Первую попытку разговора со мной на философские темы Максимилиан Александрович не возобновлял. В первое же утро он спросил, что привлекло меня в Коктебель. Я рассказала о прочитанном: “Стране голубых гор” и Коктебельской бухте. Было совершенно ясно, что я не ищу никаких “истин” и что сам Максимилиан Александрович не играл никакой роли в моем стремлении в Коктебель. Думаю, это было в первый и последний раз, что Волошин получил такой простой и искренний ответ. Философские темы мешали мне наслаждаться окружающим, я не хотела их слышать. А может быть, и сам Максимилиан Александрович отдыхал, не имея в моем лице серьезного собеседника.
Часто повторял Максимилиан Александрович одно французское изречение, состоящее из трех строк. Последняя врезалась мне в память: "l'amoure, qui dure plus qu'un moment est un mensong” *(Любовь, которая продолжается более минуты, — выдумка (франц.))4. Упоминал он в прогулках и имя первой жены. “Макс привез к себе принцессу”,— говорили о ней болгары. Так звучала она и в его рассказах. На вопрос, почему они разошлись, Максимилиан Александрович ответил: “Маргарита всю жизнь мечтала иметь бога, который держал бы ее за руку и говорил, что следует делать, что не следует. Я им никогда не был. Она нашла его в лице Штейнера”.
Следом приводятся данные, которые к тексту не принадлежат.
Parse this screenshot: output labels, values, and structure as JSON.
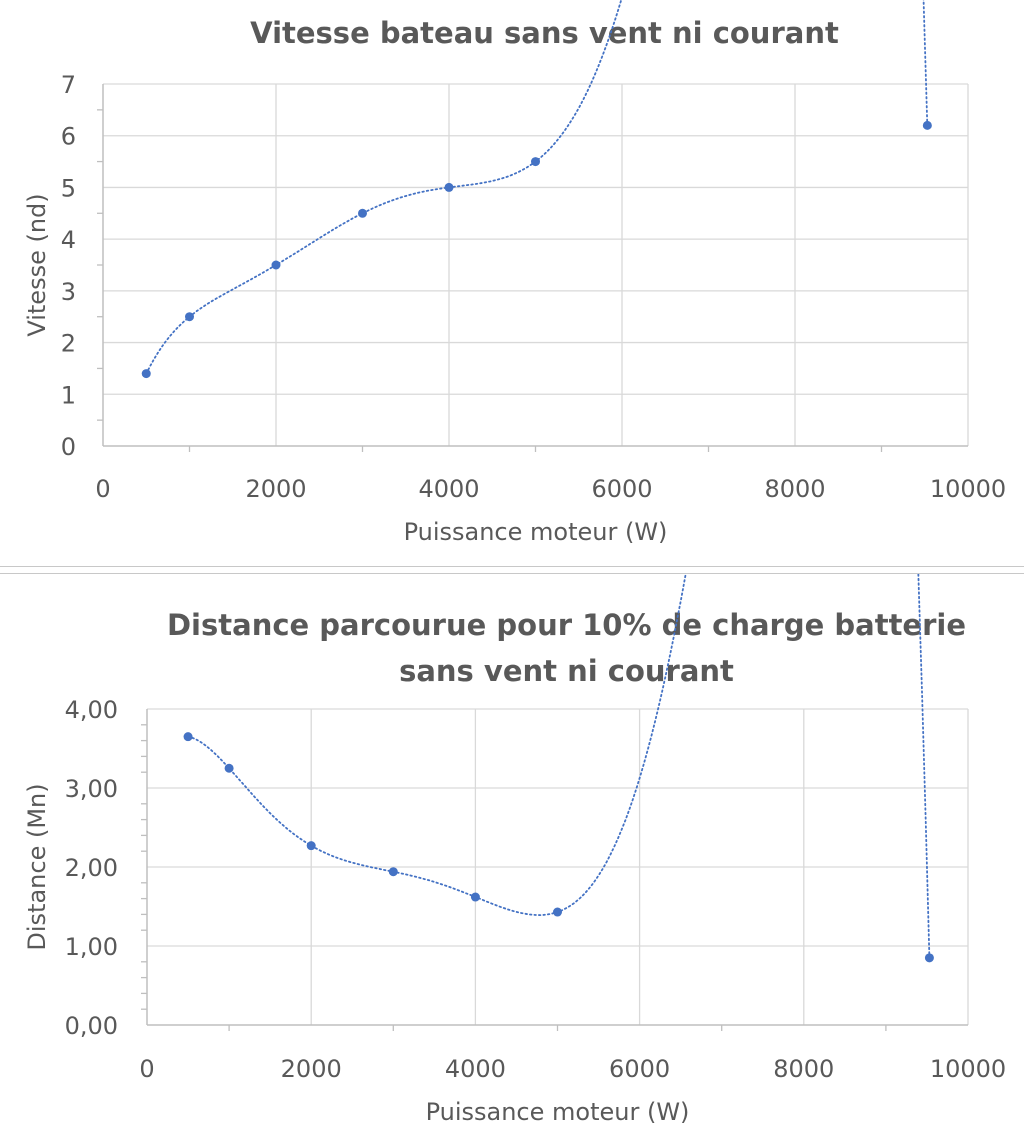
{
  "chart_data": [
    {
      "type": "scatter",
      "title": "Vitesse bateau sans vent ni courant",
      "xlabel": "Puissance moteur (W)",
      "ylabel": "Vitesse (nd)",
      "xlim": [
        0,
        10000
      ],
      "ylim": [
        0,
        7
      ],
      "x_ticks": [
        0,
        2000,
        4000,
        6000,
        8000,
        10000
      ],
      "y_ticks": [
        0,
        1,
        2,
        3,
        4,
        5,
        6,
        7
      ],
      "x_tick_labels": [
        "0",
        "2000",
        "4000",
        "6000",
        "8000",
        "10000"
      ],
      "y_tick_labels": [
        "0",
        "1",
        "2",
        "3",
        "4",
        "5",
        "6",
        "7"
      ],
      "grid": true,
      "trendline": "dotted polynomial",
      "series": [
        {
          "x": [
            500,
            1000,
            2000,
            3000,
            4000,
            5000,
            9530
          ],
          "y": [
            1.4,
            2.5,
            3.5,
            4.5,
            5.0,
            5.5,
            6.2
          ],
          "color": "#4472c4"
        }
      ]
    },
    {
      "type": "scatter",
      "title": "Distance parcourue pour 10% de charge batterie sans vent ni courant",
      "title_lines": [
        "Distance parcourue pour 10% de charge batterie",
        "sans vent ni courant"
      ],
      "xlabel": "Puissance moteur (W)",
      "ylabel": "Distance (Mn)",
      "xlim": [
        0,
        10000
      ],
      "ylim": [
        0,
        4
      ],
      "x_ticks": [
        0,
        2000,
        4000,
        6000,
        8000,
        10000
      ],
      "y_ticks": [
        0,
        1,
        2,
        3,
        4
      ],
      "x_tick_labels": [
        "0",
        "2000",
        "4000",
        "6000",
        "8000",
        "10000"
      ],
      "y_tick_labels": [
        "0,00",
        "1,00",
        "2,00",
        "3,00",
        "4,00"
      ],
      "grid": true,
      "trendline": "dotted polynomial",
      "series": [
        {
          "x": [
            500,
            1000,
            2000,
            3000,
            4000,
            5000,
            9530
          ],
          "y": [
            3.65,
            3.25,
            2.27,
            1.94,
            1.62,
            1.43,
            0.85
          ],
          "color": "#4472c4"
        }
      ]
    }
  ]
}
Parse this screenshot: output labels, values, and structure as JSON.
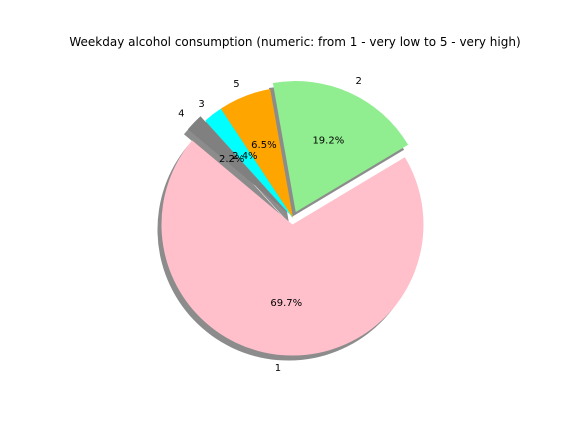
{
  "chart_data": {
    "type": "pie",
    "title": "Weekday alcohol consumption (numeric: from 1 - very low to 5 - very high)",
    "labels": [
      "1",
      "2",
      "5",
      "3",
      "4"
    ],
    "values": [
      69.7,
      19.2,
      6.5,
      2.4,
      2.2
    ],
    "pct_labels": [
      "69.7%",
      "19.2%",
      "6.5%",
      "2.4%",
      "2.2%"
    ],
    "colors": [
      "#ffc0cb",
      "#90ee90",
      "#ffa500",
      "#00ffff",
      "#808080"
    ],
    "exploded": [
      "1",
      "2",
      "4"
    ],
    "start_angle_deg": 140,
    "shadow": true
  }
}
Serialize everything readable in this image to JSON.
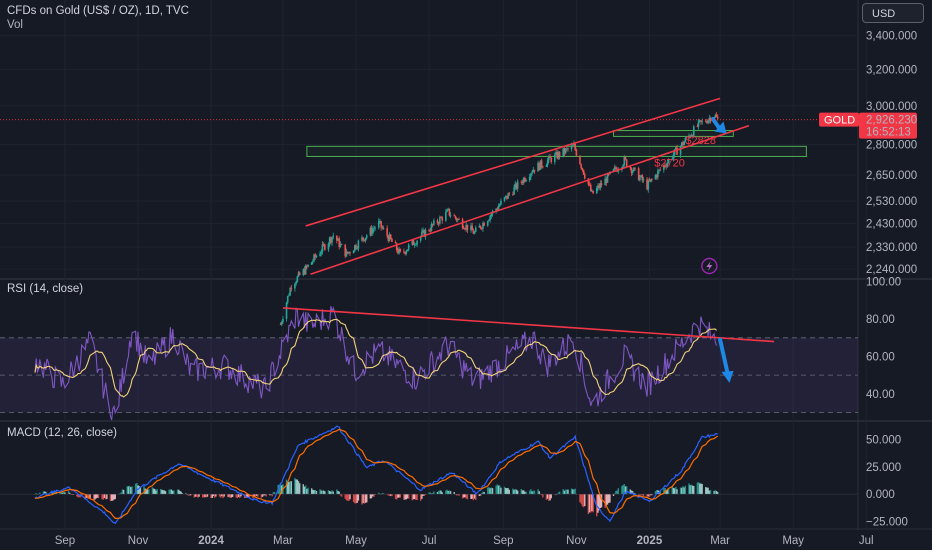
{
  "header": {
    "title": "CFDs on Gold (US$ / OZ), 1D, TVC",
    "sub": "Vol",
    "currency_button": "USD"
  },
  "colors": {
    "background": "#161a25",
    "up": "#26a69a",
    "down": "#ef5350",
    "trend": "#f23645",
    "zone": "#4caf50",
    "rsi_line": "#7e57c2",
    "rsi_ma": "#f3d27a",
    "macd_line": "#2962ff",
    "signal_line": "#ff6d00",
    "arrow": "#1e88e5"
  },
  "chart_data": [
    {
      "type": "candlestick",
      "title": "CFDs on Gold (US$ / OZ), 1D, TVC",
      "y_ticks": [
        "3,400.000",
        "3,200.000",
        "3,000.000",
        "2,800.000",
        "2,650.000",
        "2,530.000",
        "2,430.000",
        "2,330.000",
        "2,240.000"
      ],
      "y_tick_values": [
        3400,
        3200,
        3000,
        2800,
        2650,
        2530,
        2430,
        2330,
        2240
      ],
      "scale": "log",
      "ylim": [
        2205,
        3560
      ],
      "x_ticks": [
        "Sep",
        "Nov",
        "2024",
        "Mar",
        "May",
        "Jul",
        "Sep",
        "Nov",
        "2025",
        "Mar",
        "May",
        "Jul"
      ],
      "price_waypoints": [
        [
          "2024-02-28",
          2030
        ],
        [
          "2024-03-08",
          2180
        ],
        [
          "2024-03-20",
          2240
        ],
        [
          "2024-04-12",
          2380
        ],
        [
          "2024-04-23",
          2300
        ],
        [
          "2024-05-20",
          2430
        ],
        [
          "2024-06-07",
          2300
        ],
        [
          "2024-07-17",
          2480
        ],
        [
          "2024-08-08",
          2390
        ],
        [
          "2024-09-26",
          2680
        ],
        [
          "2024-10-30",
          2790
        ],
        [
          "2024-11-14",
          2560
        ],
        [
          "2024-12-11",
          2720
        ],
        [
          "2024-12-30",
          2600
        ],
        [
          "2025-01-24",
          2770
        ],
        [
          "2025-02-11",
          2900
        ],
        [
          "2025-02-24",
          2950
        ],
        [
          "2025-02-27",
          2926
        ]
      ],
      "last_price_label": "GOLD",
      "last_price": "2,926.230",
      "countdown": "16:52:13",
      "annotations": [
        {
          "label": "$2828",
          "value": 2828
        },
        {
          "label": "$2720",
          "value": 2720
        }
      ],
      "channel_upper": [
        [
          "2024-03-20",
          2420
        ],
        [
          "2025-03-01",
          3040
        ]
      ],
      "channel_lower": [
        [
          "2024-03-24",
          2220
        ],
        [
          "2025-03-25",
          2895
        ]
      ],
      "zones": [
        {
          "start": "2024-03-21",
          "end": "2025-05-12",
          "low": 2740,
          "high": 2790
        },
        {
          "start": "2024-12-02",
          "end": "2025-03-12",
          "low": 2840,
          "high": 2870
        }
      ]
    },
    {
      "type": "line",
      "title": "RSI (14, close)",
      "y_ticks": [
        "100.00",
        "80.00",
        "60.00",
        "40.00"
      ],
      "y_tick_values": [
        100,
        80,
        60,
        40
      ],
      "ylim": [
        26,
        102
      ],
      "levels": [
        70,
        50,
        30
      ],
      "rsi_waypoints": [
        [
          "2023-08-07",
          58
        ],
        [
          "2023-08-30",
          45
        ],
        [
          "2023-09-22",
          68
        ],
        [
          "2023-10-05",
          40
        ],
        [
          "2023-10-13",
          28
        ],
        [
          "2023-10-27",
          75
        ],
        [
          "2023-11-10",
          55
        ],
        [
          "2023-12-01",
          72
        ],
        [
          "2023-12-15",
          52
        ],
        [
          "2024-01-12",
          55
        ],
        [
          "2024-02-15",
          42
        ],
        [
          "2024-03-12",
          82
        ],
        [
          "2024-03-24",
          76
        ],
        [
          "2024-04-12",
          83
        ],
        [
          "2024-04-30",
          52
        ],
        [
          "2024-05-20",
          63
        ],
        [
          "2024-06-20",
          48
        ],
        [
          "2024-07-17",
          66
        ],
        [
          "2024-08-08",
          46
        ],
        [
          "2024-09-26",
          70
        ],
        [
          "2024-10-07",
          55
        ],
        [
          "2024-10-30",
          70
        ],
        [
          "2024-11-14",
          34
        ],
        [
          "2024-12-11",
          60
        ],
        [
          "2024-12-30",
          44
        ],
        [
          "2025-01-24",
          64
        ],
        [
          "2025-02-11",
          78
        ],
        [
          "2025-02-26",
          68
        ]
      ],
      "trendline": [
        [
          "2024-03-01",
          86
        ],
        [
          "2025-04-15",
          68
        ]
      ],
      "arrow": [
        [
          "2025-03-01",
          69
        ],
        [
          "2025-03-08",
          48
        ]
      ]
    },
    {
      "type": "line",
      "title": "MACD (12, 26, close)",
      "y_ticks": [
        "50.000",
        "25.000",
        "0.000",
        "−25.000"
      ],
      "y_tick_values": [
        50,
        25,
        0,
        -25
      ],
      "ylim": [
        -31,
        66
      ],
      "macd_waypoints": [
        [
          "2023-08-07",
          -3
        ],
        [
          "2023-09-05",
          6
        ],
        [
          "2023-10-05",
          -18
        ],
        [
          "2023-10-13",
          -28
        ],
        [
          "2023-10-31",
          4
        ],
        [
          "2023-12-05",
          28
        ],
        [
          "2023-12-27",
          16
        ],
        [
          "2024-02-08",
          -6
        ],
        [
          "2024-02-21",
          -8
        ],
        [
          "2024-03-14",
          45
        ],
        [
          "2024-04-16",
          62
        ],
        [
          "2024-05-10",
          24
        ],
        [
          "2024-05-24",
          31
        ],
        [
          "2024-06-24",
          4
        ],
        [
          "2024-07-20",
          20
        ],
        [
          "2024-08-10",
          0
        ],
        [
          "2024-08-30",
          30
        ],
        [
          "2024-09-30",
          48
        ],
        [
          "2024-10-10",
          33
        ],
        [
          "2024-10-31",
          52
        ],
        [
          "2024-11-18",
          -12
        ],
        [
          "2024-11-29",
          -24
        ],
        [
          "2024-12-12",
          2
        ],
        [
          "2025-01-02",
          -6
        ],
        [
          "2025-01-28",
          22
        ],
        [
          "2025-02-14",
          52
        ],
        [
          "2025-02-27",
          55
        ]
      ]
    }
  ]
}
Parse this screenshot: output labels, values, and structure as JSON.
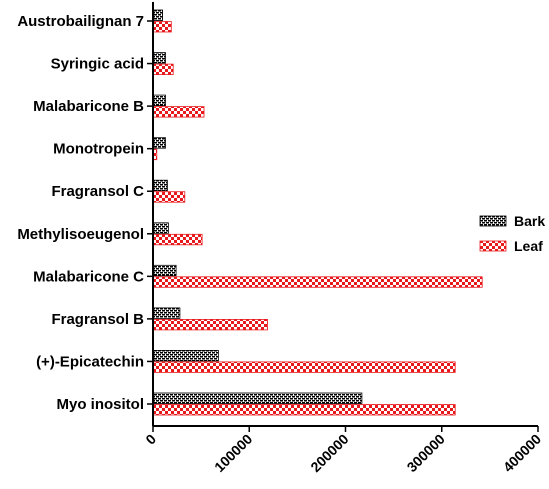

В один из вечеров мы стояли на скале, обращенной к морю. Небо полыхало отсветом заката. “Хочешь, я зажгу траву?” — спросил Максимилиан Александрович. Желания наши были общими. И вот возложил он руки на травы, что стелились у его ног, и отвел их. Огонь запылал, и дым стал восходить к небу. Волошин стоял, опершись на посох, и смотрел на свой Коктебель. Волосы и складки одеяния — он был в обычном коричневом шушуне — были разметаны осуществленной им силой. Закат догорал. Догорал и костер. Мы молча пришли домой...
Макс с его необычайной внешностью — массивной фигурой, копною седеющих кудрей — Зевс Олимпийский — открывал гостям богатство земли своей, творил ее лик чертами далекого прошлого — земли Киммерии. И все, кто жаждал солнца, света, вод морских, степей полынных, — все облекались в красочные одеяния, пели, плясали, наслаждались, пытались вторить, каждый по своему разумению, “творцу Коктебеля”. Здесь в 26-м году и встретилась я с Константином Федоровичем Богаевским. Среди “разноязычной” толпы, населявшей этот дом (тут были поэты, литераторы, художники, артисты, ученые, люди, ищущие в жизни высших истин и просто наслаждавшиеся ею), — художник Богаевский был лишь мимолетным гостем, но не участником общей жизни.
Сдержанный, молчаливый, Константин Федорович оставлял впечатление человека, всеми чувствами, помыслами, всем существом своим ушедшего в какой-то иной мир, мир, неотделимый от воспеваемой им земли.
Окруженный массой гостей, Волошин, по существу, был глубоко одинок. Он был приветлив ко всем, радушен со всеми, его интересовала жизнь каждого. Но слово “друг” в его устах звучало истиной лишь по отношению к Богаевскому: Константин Федорович был близок и дорог Максимилиану Александровичу как человек. Его обращение к нему “Костя” было согрето подлинным человеческим теплом, и приезда Константина Федоровича из Феодосии Максимилиан Александрович ожидал всегда с нетерпением. Как оживал он в эти моменты творческого общения! Да, Константин Федорович был его истинным другом, и у Волошина было к нему чувство большой привязанности.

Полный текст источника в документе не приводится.